Through literature reviews and workshops, a set of general trends within AED were identified. Since there is a considerable uncertainty regarding how these trends could develop until 2040, an explorative scenario-based approach was employed. In order to structure this approach, a morphological analysis was conducted where the identified trends were formulated as parameters and their stages of development as attributes. Combined, these parameters and attributes formed a morphological box which could be used to illustrate different scenarios. In this study, four scenarios were then mapped in the morphological box: a base scenario intended to mimic explicit and implicit assumptions in the base forecast and three alternative scenarios (Partnership Society, Social Engineering 2.0 and Swimming in Data) intended to contrast the base scenario by illustrating alternative societal and technological development paths. 

These scenarios and their respective morphological box mappings were then analyzed based on the general framework. The first step in this impact analysis consisted of investigating possible separate impacts of the parameters on each layer and market in the general framework.
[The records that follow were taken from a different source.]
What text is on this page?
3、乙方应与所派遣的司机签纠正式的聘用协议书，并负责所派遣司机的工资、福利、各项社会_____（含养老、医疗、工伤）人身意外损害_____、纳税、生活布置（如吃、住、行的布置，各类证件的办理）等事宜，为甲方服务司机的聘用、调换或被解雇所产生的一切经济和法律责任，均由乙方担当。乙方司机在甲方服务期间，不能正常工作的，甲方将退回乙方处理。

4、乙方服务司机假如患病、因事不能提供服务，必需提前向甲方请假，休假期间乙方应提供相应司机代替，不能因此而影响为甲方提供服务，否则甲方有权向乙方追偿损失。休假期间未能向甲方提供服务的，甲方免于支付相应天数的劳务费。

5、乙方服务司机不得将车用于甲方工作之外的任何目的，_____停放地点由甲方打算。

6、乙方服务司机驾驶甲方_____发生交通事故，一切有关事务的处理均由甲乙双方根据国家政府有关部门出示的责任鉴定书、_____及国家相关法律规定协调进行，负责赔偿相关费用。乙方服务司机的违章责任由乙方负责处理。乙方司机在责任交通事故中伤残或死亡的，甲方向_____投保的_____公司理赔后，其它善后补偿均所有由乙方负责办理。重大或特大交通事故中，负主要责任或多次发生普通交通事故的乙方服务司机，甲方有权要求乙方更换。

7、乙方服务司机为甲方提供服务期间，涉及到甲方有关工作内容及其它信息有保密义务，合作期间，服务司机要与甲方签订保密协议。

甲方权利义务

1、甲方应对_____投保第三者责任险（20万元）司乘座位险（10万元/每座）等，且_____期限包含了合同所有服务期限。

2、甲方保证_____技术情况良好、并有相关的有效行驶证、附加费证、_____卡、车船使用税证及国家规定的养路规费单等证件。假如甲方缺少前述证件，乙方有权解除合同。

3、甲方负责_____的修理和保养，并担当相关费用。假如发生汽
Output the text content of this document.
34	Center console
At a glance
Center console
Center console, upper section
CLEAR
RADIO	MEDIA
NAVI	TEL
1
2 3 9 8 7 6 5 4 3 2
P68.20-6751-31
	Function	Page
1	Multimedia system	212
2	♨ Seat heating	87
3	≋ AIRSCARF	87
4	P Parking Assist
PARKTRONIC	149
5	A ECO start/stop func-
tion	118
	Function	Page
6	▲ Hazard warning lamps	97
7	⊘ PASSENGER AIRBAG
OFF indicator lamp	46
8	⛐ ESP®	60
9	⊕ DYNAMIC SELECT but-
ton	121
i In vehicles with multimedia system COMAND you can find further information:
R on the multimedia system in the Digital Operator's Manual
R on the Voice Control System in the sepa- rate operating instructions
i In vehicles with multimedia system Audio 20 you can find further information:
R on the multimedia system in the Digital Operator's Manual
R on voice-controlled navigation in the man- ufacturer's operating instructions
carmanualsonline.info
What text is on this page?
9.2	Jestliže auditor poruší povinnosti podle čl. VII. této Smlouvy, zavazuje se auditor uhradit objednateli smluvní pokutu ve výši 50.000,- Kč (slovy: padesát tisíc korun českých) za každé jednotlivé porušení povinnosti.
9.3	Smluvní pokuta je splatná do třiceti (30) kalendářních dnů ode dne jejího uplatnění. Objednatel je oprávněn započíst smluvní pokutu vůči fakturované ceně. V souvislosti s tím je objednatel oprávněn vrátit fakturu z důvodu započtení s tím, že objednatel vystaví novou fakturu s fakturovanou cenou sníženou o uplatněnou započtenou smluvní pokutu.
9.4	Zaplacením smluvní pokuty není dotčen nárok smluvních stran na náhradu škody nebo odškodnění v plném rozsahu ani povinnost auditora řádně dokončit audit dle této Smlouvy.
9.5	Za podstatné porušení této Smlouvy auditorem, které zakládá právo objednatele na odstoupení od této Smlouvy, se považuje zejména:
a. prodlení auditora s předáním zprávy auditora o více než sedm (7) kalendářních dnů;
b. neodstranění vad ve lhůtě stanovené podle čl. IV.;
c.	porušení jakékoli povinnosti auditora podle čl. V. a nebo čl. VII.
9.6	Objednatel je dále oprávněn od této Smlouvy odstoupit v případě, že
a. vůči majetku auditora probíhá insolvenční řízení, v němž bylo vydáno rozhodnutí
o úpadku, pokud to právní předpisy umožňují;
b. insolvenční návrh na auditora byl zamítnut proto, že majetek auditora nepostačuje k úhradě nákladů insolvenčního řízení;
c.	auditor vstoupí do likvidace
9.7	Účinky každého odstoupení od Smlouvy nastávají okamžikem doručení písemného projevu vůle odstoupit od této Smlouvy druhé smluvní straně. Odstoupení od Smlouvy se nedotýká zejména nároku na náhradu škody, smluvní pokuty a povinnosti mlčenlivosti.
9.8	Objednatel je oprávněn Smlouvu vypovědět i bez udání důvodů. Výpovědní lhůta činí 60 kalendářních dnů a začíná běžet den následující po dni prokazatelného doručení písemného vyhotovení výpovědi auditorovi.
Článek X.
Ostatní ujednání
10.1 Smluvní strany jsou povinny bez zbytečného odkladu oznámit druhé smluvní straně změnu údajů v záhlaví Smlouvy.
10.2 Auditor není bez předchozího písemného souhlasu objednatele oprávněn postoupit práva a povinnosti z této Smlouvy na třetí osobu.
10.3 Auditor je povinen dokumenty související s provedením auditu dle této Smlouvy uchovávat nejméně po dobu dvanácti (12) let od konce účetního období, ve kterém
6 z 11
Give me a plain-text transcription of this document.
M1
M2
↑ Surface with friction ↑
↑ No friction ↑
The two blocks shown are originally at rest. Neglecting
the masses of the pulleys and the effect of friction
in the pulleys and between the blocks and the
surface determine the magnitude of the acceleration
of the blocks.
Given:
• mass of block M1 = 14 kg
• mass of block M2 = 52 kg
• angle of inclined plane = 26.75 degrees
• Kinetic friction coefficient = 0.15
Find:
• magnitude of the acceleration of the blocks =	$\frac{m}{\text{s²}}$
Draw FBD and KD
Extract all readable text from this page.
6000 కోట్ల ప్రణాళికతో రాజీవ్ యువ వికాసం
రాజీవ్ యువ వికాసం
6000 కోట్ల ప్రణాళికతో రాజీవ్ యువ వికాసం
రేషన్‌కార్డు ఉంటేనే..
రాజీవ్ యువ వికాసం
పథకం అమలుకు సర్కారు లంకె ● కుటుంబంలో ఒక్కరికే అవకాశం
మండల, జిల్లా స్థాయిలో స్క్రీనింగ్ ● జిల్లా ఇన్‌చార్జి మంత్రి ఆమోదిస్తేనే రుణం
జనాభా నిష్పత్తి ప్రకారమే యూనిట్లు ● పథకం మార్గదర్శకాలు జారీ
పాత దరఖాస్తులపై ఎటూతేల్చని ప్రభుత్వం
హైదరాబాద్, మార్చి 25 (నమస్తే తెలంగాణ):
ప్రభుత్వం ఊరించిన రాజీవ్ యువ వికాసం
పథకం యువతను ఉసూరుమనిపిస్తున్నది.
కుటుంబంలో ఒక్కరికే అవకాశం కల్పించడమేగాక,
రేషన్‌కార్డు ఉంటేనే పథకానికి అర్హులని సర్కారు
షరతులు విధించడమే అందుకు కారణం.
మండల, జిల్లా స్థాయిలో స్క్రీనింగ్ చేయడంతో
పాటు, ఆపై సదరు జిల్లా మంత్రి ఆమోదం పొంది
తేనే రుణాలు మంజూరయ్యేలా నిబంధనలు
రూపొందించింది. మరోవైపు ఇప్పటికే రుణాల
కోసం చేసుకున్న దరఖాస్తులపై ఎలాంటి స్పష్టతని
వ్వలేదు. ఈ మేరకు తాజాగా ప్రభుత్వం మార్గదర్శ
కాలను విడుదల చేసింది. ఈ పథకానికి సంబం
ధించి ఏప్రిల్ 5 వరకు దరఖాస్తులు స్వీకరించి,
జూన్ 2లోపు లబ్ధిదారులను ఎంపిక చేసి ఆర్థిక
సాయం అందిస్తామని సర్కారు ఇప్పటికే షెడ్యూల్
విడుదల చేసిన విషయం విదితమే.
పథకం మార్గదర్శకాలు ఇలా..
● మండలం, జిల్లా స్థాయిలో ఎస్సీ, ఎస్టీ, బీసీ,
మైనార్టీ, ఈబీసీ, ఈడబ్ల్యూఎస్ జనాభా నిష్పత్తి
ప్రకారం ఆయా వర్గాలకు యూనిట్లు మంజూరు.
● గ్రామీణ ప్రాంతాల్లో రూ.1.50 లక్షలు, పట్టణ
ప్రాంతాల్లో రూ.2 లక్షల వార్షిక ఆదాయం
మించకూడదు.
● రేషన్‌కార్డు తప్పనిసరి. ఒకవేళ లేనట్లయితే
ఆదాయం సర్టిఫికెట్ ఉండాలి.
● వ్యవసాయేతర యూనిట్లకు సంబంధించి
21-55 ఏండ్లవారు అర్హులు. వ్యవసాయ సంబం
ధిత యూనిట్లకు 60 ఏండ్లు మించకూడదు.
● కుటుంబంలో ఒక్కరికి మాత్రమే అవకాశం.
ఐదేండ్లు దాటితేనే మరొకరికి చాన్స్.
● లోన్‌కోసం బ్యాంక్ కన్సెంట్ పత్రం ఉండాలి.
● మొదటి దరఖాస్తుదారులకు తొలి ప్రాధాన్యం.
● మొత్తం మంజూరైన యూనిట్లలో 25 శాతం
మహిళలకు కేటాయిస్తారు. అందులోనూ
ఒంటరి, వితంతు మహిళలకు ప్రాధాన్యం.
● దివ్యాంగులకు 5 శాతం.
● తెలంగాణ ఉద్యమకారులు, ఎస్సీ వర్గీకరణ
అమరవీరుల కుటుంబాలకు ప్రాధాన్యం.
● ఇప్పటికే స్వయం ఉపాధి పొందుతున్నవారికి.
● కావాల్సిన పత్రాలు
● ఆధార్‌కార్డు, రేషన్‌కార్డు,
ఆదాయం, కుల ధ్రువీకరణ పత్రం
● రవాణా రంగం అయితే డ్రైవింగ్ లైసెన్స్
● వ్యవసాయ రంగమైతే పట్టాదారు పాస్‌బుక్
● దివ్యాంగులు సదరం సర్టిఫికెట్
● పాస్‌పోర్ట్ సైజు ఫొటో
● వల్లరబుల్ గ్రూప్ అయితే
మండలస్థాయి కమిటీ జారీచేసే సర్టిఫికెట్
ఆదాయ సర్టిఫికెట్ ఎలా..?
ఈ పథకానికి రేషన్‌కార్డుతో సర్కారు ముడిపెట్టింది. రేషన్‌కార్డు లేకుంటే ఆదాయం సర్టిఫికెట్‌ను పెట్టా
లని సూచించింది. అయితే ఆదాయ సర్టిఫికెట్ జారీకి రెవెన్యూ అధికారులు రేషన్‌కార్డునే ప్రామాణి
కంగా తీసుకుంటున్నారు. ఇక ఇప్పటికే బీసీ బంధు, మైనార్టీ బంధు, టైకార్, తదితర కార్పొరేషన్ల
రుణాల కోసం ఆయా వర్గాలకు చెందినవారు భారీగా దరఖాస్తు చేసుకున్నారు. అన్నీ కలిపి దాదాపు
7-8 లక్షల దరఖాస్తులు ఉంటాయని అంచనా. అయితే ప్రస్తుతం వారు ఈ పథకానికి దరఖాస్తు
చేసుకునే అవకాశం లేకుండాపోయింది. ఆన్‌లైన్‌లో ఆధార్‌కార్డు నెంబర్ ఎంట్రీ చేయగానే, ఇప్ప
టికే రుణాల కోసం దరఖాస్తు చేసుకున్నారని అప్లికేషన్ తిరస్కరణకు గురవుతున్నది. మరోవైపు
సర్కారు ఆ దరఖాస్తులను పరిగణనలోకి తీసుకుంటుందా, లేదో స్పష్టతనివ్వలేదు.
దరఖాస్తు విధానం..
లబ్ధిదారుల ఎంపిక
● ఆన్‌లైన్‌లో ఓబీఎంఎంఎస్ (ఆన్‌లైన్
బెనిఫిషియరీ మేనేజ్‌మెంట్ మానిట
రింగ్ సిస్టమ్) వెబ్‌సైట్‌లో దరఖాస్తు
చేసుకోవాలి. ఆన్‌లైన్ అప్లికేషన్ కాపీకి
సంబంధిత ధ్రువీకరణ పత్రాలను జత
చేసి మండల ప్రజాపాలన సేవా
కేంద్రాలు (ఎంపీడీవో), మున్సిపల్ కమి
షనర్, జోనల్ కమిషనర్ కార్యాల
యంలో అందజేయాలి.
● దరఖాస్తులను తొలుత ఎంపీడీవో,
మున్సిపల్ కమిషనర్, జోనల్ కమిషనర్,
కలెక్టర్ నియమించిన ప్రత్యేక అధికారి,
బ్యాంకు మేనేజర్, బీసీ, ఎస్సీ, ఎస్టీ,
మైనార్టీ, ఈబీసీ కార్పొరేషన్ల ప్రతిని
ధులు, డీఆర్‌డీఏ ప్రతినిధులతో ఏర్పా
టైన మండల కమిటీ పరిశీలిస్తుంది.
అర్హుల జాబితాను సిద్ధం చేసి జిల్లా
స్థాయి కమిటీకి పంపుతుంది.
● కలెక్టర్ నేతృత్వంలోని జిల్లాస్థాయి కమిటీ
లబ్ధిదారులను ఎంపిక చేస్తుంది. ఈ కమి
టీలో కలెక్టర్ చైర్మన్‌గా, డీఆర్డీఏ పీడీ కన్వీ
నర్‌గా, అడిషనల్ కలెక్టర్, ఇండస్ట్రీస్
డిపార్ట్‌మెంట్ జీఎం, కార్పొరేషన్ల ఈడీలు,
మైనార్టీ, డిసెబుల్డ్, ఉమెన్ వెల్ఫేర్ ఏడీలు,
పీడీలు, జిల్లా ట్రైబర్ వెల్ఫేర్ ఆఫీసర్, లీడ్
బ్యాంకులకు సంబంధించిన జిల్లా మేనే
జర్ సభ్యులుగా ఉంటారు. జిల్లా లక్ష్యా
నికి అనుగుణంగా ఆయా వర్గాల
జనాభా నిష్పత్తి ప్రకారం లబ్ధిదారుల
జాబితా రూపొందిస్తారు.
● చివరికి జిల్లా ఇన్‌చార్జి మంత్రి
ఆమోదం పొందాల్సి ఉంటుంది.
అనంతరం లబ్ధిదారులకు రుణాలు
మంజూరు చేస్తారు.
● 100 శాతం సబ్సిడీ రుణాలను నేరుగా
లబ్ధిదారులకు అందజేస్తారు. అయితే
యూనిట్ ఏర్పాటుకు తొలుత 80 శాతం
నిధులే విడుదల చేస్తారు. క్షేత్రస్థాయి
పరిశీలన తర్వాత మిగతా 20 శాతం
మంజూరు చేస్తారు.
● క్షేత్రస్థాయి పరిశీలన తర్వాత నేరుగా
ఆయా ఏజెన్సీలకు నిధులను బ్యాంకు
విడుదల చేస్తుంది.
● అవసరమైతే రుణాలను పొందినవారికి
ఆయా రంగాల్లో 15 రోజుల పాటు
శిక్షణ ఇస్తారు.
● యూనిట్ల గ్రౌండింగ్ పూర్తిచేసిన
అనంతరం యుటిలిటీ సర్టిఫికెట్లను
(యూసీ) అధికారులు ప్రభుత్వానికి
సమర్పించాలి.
The mechanisms of which each parameter would affect the system were also identified. Examples of effects include changes in generalized costs and service levels. In the second step, the impacts from combined AED development were studied based on the scenario mappings in the morphological box. This highlights possible synergies between the technologies. Finally, the combined effects were compared with the base scenario in order to reach the study’s aim.  

The results of the analysis show that automation, electrification and digitalization technologies separately could lead to changes in transport efficiency as well costs. Furthermore, synergetic effects leading to even stronger impacts on factors such as these could arise when they are combined. Through the general framework and the demand impact mechanisms, it was shown that factors such as these could lead to changes in the transport demand, modal distribution and transport system characteristics. Since the scenario mapping shows that the base forecasts do not consider development in automation and digitalization to a significant extent, the base forecasts would probably not be robust if these technologies see a continued development and implementation in the transport system.